Wednesday, September 06, 2006

The Fate of Kings

While driving home today, I noticed the American and Texas flags flying at half mast. Why? I wondered. Could it be for the Crocodile Hunter? No, of course not. Then I remembered Nellie Connally. Yes, that was it. Nellie Connally, the former First Lady of Texas, died here in Austin the other day, and today she was buried beside her husband, Gov. John Connally, in the Texas State Cemetery.

Mrs. Connally was the last surviving passenger in the limousine that carried President John F. Kennedy through the streets of Dallas in 1963. It was she who uttered the last words JFK ever heard in this world: “You can’t say Dallas doesn’t love you.”

Unfortunate words, unfortunate timing.

Mrs. Connally is widely credited with saving her husband’s life. After he was shot, she pushed him to the floor and applied pressure to his chest wound, thus preventing a more serious loss of blood.

If Vice President Lyndon Johnson had had it his way, the Connallys would not have been in the limousine that day. Johnson expected that his bitter political enemy, Senator Ralph Yarborough, would ride with the Kennedys. But upon arrival at Love Field in Dallas, he learned that Yarborough would be riding with him, while his long-time friend and protégé, John Connally, would ride in the Kennedy car.

Johnson was furious. He protested, but to no avail. In the end, Yarborough rode with Johnson. For the duration of the motorcade, Johnson sat slumped in his seat, grimly staring ahead, not waving at the people on the street. Then, according to Yarborough, as they approached Dealey Plaza, Johnson suddenly sprang into movement. He ducked down behind the seat before the first shot was fired.

I have always suspected that Yarborough was meant to be shot along with Kennedy. Kill two troublesome birds with one stone, so to speak. But the last-minute seating change saved Yarborough's life. And nearly got Connally killed.

In other words, one of the shooters may have been given instructions to shoot the man seated in front of Kennedy. But, there being no time to inform the shooter of the seating change, the shooter fired, surprising the hell out of Connally who famously cried, “Oh my God, they’re going to kill us all!”

I used to see Ralph Yarborough in the 80s when I lived in central Austin. He lived nearby and frequented the same Kentucky Fried Chicken as I did. He walked with a cane, but he walked straight and was well dressed and dignified, the very picture of a Southern gentleman. Whenever I saw him, I would think, “There goes the man who almost died with Kennedy.”

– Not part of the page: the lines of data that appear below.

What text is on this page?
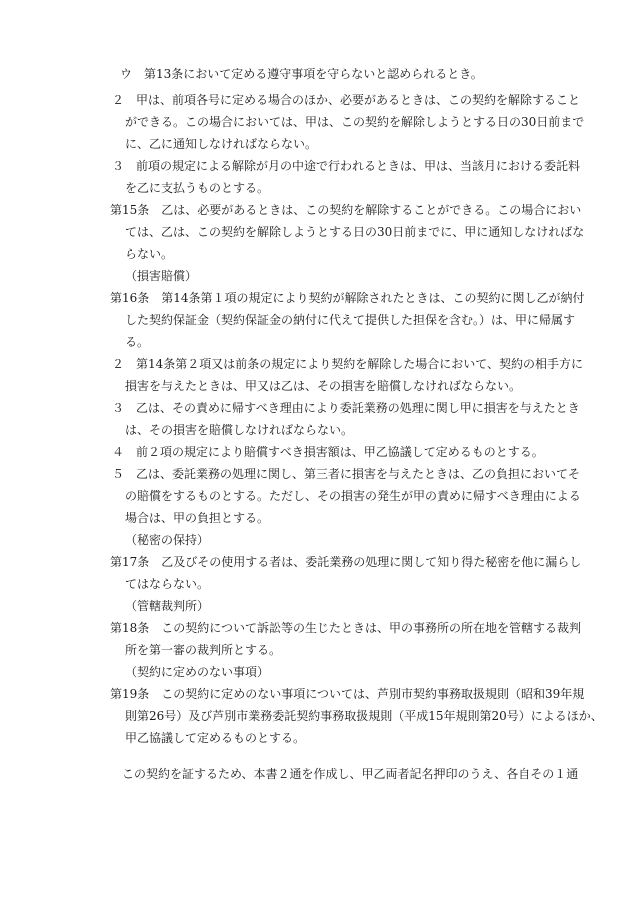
ウ　第13条において定める遵守事項を守らないと認められるとき。
２　甲は、前項各号に定める場合のほか、必要があるときは、この契約を解除すること
ができる。この場合においては、甲は、この契約を解除しようとする日の30日前まで
に、乙に通知しなければならない。
３　前項の規定による解除が月の中途で行われるときは、甲は、当該月における委託料
を乙に支払うものとする。
第15条　乙は、必要があるときは、この契約を解除することができる。この場合におい
ては、乙は、この契約を解除しようとする日の30日前までに、甲に通知しなければな
らない。
（損害賠償）
第16条　第14条第１項の規定により契約が解除されたときは、この契約に関し乙が納付
した契約保証金（契約保証金の納付に代えて提供した担保を含む。）は、甲に帰属す
る。
２　第14条第２項又は前条の規定により契約を解除した場合において、契約の相手方に
損害を与えたときは、甲又は乙は、その損害を賠償しなければならない。
３　乙は、その責めに帰すべき理由により委託業務の処理に関し甲に損害を与えたとき
は、その損害を賠償しなければならない。
４　前２項の規定により賠償すべき損害額は、甲乙協議して定めるものとする。
５　乙は、委託業務の処理に関し、第三者に損害を与えたときは、乙の負担においてそ
の賠償をするものとする。ただし、その損害の発生が甲の責めに帰すべき理由による
場合は、甲の負担とする。
（秘密の保持）
第17条　乙及びその使用する者は、委託業務の処理に関して知り得た秘密を他に漏らし
てはならない。
（管轄裁判所）
第18条　この契約について訴訟等の生じたときは、甲の事務所の所在地を管轄する裁判
所を第一審の裁判所とする。
（契約に定めのない事項）
第19条　この契約に定めのない事項については、芦別市契約事務取扱規則（昭和39年規
則第26号）及び芦別市業務委託契約事務取扱規則（平成15年規則第20号）によるほか、
甲乙協議して定めるものとする。
この契約を証するため、本書２通を作成し、甲乙両者記名押印のうえ、各自その１通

And I met John Connally a couple of years after the assassination. It was at a Texas Press Association banquet in Nacogdoches. After the banquet, my father took me over to meet him. He was tall and handsome, and silver-haired; he looked straight down at me from that great height, smiled, shook my hand, and said in a booming voice, “Hi, Mack!"

I saw him again 20 years later. My daughter and I went to downtown Austin to watch the Sesquicentennial parade, and there were John and Nellie Connally riding in a convertible, smiling and waving. I wondered if it made them nervous to engage in that activity.

Well, John and Nellie now lie in the Texas State Cemetery. And Jack and Jackie now lie in Arlington Cemetery. Which brings to mind the time I visited their graves …

It was eight years ago. I was attending the Small Press Expo in Bethesda, Maryland. One day I decided to take a break from sitting at a table all day signing comics and ride the subway into Washington, D.C., to sightsee.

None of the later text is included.